Driving back after the funeral, he stopped at a Target to get Starbucks and take a piss. He'd stayed overnight at a motel, and he left the motel early in the morning to make it back east by driving all day. 

Driving that morning he thought of the black and white picture of a Joshua tree in the room. It was the only thing not reusable in the motel; it was the sort of picture somebody would take in an intermediate photography class, not something tastelessly good the owners would get in a bulk purchase of decor. 

There was something too amateur—too ambitious but clumsy—about the composition of this picture of a Joshua tree, and the overexposure of the image—and there was the starkness of that, it was the wrong tone for a motel. It made your eye stop, and in a motel you shouldn't seem to have had eyes.

He'd drove—drove not really seeing anything but the spiky black silhouette of that Joshua tree, and the grainy white of the blown-out desert behind it—and the gray of the highway, the tires below the bumpers, and the loss of time they represented.

The Target was empty this early in the morning. The aisles were pristine, walls of familiar merchandise waiting brightly in fluorescent light. The store seemed eager—except for a yawning cashier. It was stunning after the monotony of the drive and his thoughts. 

When he went into the bathroom, a light on a motion sensor turned on. There was a pleasant artificial cherry smell. It was all gray slate, white porcelain, straight lines. It was easy.

He did what he came to do.

Going to wash his hands, and in the mirror he noticed the boots in the little stall. He'd assumed he had been alone pissing because of the motion sensing light—that was wrong.

The boots were cowboy boots. They had dark bluejeans tucked into them. The jeans were stiff tubes, almost hollow seeming. The man's legs must be thin.

The feet were planted far apart, as if the person in the stall were bracing for one to give the devil. But the jeans weren't down. 

Embroidered on the side of the boot closest to him, which was almost under the gap of the little stall, was a rose.

It was the kind of rose you would imagine tattooed on the bicep or chest of a biker or sailor. 

The bathroom was new, even the grout on the floor by the boot was clean and white. The boot with the rose also appeared to be new. The red threading of the rose shone like silk. The leather had not yet crinkled or cracked. The leather wasn’t dusty or soiled. The point of the boot was sharp. 

The figure was still and quiet in the stall. The sound of the ventilation system filled the room. 

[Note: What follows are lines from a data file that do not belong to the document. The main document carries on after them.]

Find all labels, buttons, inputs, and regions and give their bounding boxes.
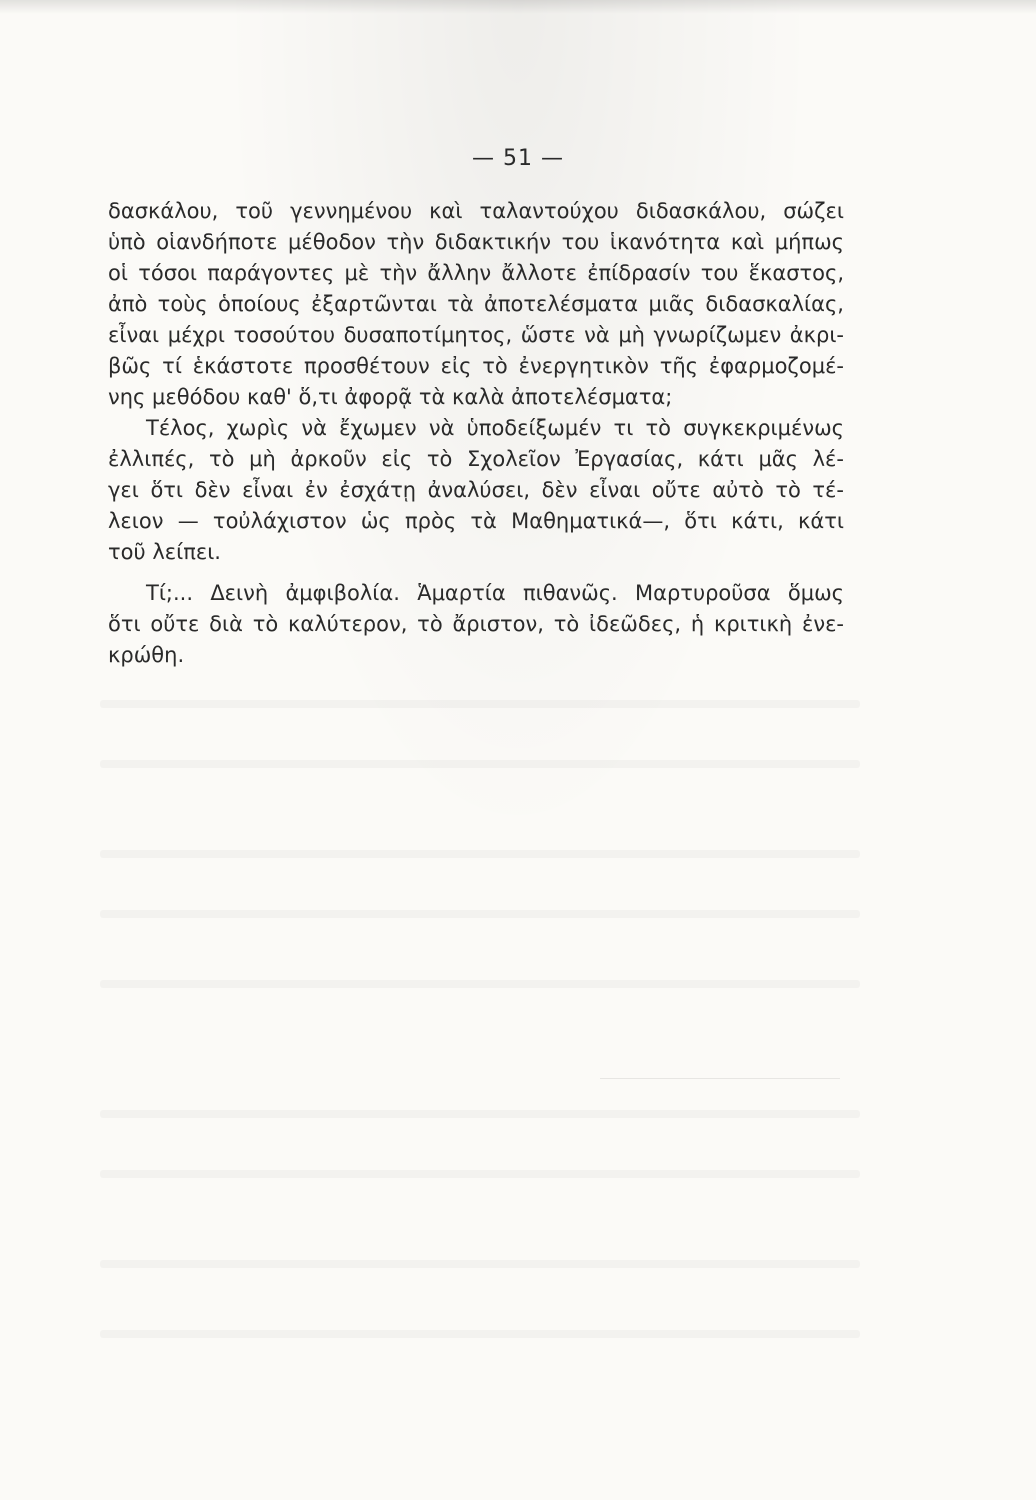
show-through-line xyxy=(100,760,860,768)
text-line: γει ὅτι δὲν εἶναι ἐν ἐσχάτῃ ἀναλύσει, δὲν εἶναι οὔτε αὐτὸ τὸ τέ- xyxy=(108,478,844,502)
text-line: ἀπὸ τοὺς ὁποίους ἐξαρτῶνται τὰ ἀποτελέσματα μιᾶς διδασκαλίας, xyxy=(108,292,844,316)
body-text xyxy=(108,196,844,671)
show-through-line xyxy=(100,910,860,918)
text-line: Τέλος, χωρὶς νὰ ἔχωμεν νὰ ὑποδείξωμέν τι τὸ συγκεκριμένως xyxy=(146,416,844,440)
text-line: δασκάλου, τοῦ γεννημένου καὶ ταλαντούχου διδασκάλου, σώζει xyxy=(108,199,844,223)
text-line: ὑπὸ οἱανδήποτε μέθοδον τὴν διδακτικήν του ἱκανότητα καὶ μήπως xyxy=(108,230,844,254)
show-through-line xyxy=(100,1170,860,1178)
show-through-line xyxy=(100,1330,860,1338)
text-line: βῶς τί ἑκάστοτε προσθέτουν εἰς τὸ ἐνεργητικὸν τῆς ἐφαρμοζομέ- xyxy=(108,354,844,378)
text-line: ὅτι οὔτε διὰ τὸ καλύτερον, τὸ ἄριστον, τὸ ἰδεῶδες, ἡ κριτικὴ ἐνε- xyxy=(108,612,844,636)
page-top-shadow xyxy=(0,0,1036,14)
page-number: — 51 — xyxy=(472,146,564,171)
text-line: τοῦ λείπει. xyxy=(108,540,221,564)
text-line: λειον — τοὐλάχιστον ὡς πρὸς τὰ Μαθηματικά—, ὅτι κάτι, κάτι xyxy=(108,509,844,533)
text-line: ἐλλιπές, τὸ μὴ ἀρκοῦν εἰς τὸ Σχολεῖον Ἐργασίας, κάτι μᾶς λέ- xyxy=(108,447,844,471)
text-line: κρώθη. xyxy=(108,643,185,667)
show-through-line xyxy=(100,850,860,858)
text-line: Τί;... Δεινὴ ἀμφιβολία. Ἁμαρτία πιθανῶς. Μαρτυροῦσα ὅμως xyxy=(146,581,844,605)
show-through-line xyxy=(100,1110,860,1118)
show-through-line xyxy=(100,980,860,988)
text-line: οἱ τόσοι παράγοντες μὲ τὴν ἄλλην ἄλλοτε ἐπίδρασίν του ἕκαστος, xyxy=(108,261,844,285)
paragraph-gap xyxy=(108,568,844,578)
show-through-line xyxy=(100,700,860,708)
text-line: εἶναι μέχρι τοσούτου δυσαποτίμητος, ὥστε νὰ μὴ γνωρίζωμεν ἀκρι- xyxy=(108,323,844,347)
text-line: νης μεθόδου καθ' ὅ,τι ἀφορᾷ τὰ καλὰ ἀποτελέσματα; xyxy=(108,385,673,409)
show-through-rule xyxy=(600,1078,840,1079)
show-through-line xyxy=(100,1260,860,1268)
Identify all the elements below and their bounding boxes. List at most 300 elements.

He looked away from the stall, the boots, the mirror. He rinsed his hands in the automatic faucet and wiped them on his slacks. He pulled open the door and went out.

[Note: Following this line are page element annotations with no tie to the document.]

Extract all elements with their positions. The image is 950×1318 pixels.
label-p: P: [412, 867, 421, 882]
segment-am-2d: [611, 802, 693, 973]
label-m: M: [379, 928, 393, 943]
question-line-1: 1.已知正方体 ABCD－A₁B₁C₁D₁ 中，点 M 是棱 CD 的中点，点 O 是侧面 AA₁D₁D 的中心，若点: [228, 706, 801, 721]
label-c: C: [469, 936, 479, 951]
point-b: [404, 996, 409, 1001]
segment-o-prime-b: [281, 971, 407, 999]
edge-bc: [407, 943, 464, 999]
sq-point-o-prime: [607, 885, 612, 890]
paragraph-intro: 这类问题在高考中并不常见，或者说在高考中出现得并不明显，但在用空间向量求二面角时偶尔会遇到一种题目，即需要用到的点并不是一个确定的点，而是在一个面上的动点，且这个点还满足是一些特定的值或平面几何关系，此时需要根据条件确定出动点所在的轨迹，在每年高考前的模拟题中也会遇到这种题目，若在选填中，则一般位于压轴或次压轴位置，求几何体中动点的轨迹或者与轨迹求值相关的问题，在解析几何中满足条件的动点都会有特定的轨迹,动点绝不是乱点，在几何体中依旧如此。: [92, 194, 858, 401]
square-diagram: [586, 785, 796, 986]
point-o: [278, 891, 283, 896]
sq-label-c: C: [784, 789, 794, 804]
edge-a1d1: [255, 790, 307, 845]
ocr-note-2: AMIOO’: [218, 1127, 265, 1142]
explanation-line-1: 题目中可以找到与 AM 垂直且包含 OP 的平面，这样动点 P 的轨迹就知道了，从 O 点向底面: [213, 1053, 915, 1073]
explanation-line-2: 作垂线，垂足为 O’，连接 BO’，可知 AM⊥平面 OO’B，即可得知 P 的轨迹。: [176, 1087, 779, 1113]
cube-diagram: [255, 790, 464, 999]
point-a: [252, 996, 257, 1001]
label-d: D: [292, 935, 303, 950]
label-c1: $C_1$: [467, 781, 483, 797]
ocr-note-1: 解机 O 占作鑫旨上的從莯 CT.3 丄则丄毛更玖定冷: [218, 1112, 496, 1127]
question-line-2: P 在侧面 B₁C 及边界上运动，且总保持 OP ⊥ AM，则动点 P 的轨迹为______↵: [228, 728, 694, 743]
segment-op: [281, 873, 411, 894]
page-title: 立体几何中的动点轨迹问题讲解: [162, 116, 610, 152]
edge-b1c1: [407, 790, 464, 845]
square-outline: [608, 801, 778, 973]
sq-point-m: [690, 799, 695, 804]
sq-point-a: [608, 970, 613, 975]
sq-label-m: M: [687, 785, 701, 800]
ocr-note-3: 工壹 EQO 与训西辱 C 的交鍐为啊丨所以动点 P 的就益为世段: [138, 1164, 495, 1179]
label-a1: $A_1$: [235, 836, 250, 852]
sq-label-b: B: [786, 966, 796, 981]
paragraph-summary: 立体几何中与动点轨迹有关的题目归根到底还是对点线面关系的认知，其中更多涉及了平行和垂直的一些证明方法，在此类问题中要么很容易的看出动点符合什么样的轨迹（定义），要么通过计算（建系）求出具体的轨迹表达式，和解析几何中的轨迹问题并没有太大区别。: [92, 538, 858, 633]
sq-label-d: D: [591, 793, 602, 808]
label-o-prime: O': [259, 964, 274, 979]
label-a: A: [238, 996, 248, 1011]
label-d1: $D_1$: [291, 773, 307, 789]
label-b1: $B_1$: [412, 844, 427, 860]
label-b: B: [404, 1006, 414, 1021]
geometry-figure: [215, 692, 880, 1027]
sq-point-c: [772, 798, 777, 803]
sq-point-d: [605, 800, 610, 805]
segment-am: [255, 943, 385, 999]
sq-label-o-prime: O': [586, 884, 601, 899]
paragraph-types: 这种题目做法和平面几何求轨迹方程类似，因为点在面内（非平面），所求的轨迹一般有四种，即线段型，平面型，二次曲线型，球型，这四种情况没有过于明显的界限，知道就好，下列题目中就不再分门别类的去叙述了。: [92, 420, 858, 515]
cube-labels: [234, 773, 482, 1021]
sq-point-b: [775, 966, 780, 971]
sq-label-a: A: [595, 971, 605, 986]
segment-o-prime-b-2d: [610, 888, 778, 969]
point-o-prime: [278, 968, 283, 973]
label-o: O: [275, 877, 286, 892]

The episode of the man in the stall was one of the small strange occurrences that we overlook, and then forget, in the course of a life.  

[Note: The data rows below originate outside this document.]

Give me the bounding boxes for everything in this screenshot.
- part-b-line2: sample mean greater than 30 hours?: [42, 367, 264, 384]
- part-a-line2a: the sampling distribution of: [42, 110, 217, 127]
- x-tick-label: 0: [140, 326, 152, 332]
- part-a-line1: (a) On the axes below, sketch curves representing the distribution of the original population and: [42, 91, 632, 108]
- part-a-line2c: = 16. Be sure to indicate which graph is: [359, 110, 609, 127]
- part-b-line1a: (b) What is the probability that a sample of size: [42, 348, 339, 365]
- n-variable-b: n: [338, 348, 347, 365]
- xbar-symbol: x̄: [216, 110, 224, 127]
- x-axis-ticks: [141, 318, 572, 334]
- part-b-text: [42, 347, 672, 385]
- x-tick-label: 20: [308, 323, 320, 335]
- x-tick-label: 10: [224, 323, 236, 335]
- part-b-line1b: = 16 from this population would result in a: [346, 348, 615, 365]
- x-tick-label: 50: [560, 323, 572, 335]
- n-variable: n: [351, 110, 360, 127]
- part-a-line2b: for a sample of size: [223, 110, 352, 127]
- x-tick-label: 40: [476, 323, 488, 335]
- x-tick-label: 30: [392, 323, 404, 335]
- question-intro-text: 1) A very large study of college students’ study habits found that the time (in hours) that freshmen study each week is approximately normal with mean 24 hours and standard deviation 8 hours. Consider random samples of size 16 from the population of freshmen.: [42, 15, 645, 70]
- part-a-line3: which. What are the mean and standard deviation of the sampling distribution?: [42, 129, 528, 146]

We have all had something like a man staring into the window of our house from the street in the middle of the night—something like being in the fog on a beach in the morning and coming upon a rotten seaweed-entangled heap that gives us a feeling—had something like a lost object turning up after a few days in a place we knew we didn't leave it.

He went and got a venti iced coffee. He added whole milk and three paper sachets of sugar. He was in for a very long drive. 

He listened for bootsteps behind him as he made his way through the empty store to his car. He heard only ice shifting against plastic and ice. 

Years later, looking through all the stuff he had to sort through a few weeks after the next funeral, he turned a page, and there were the boots. They were on his Dad.  His Dad had an armful of Mom. They were by the bulk of a redwood. They were young. 

He put the album down, he got into his car, he turned the key. He idled in the driveway. He noticed he was covered in a sweat gone cold.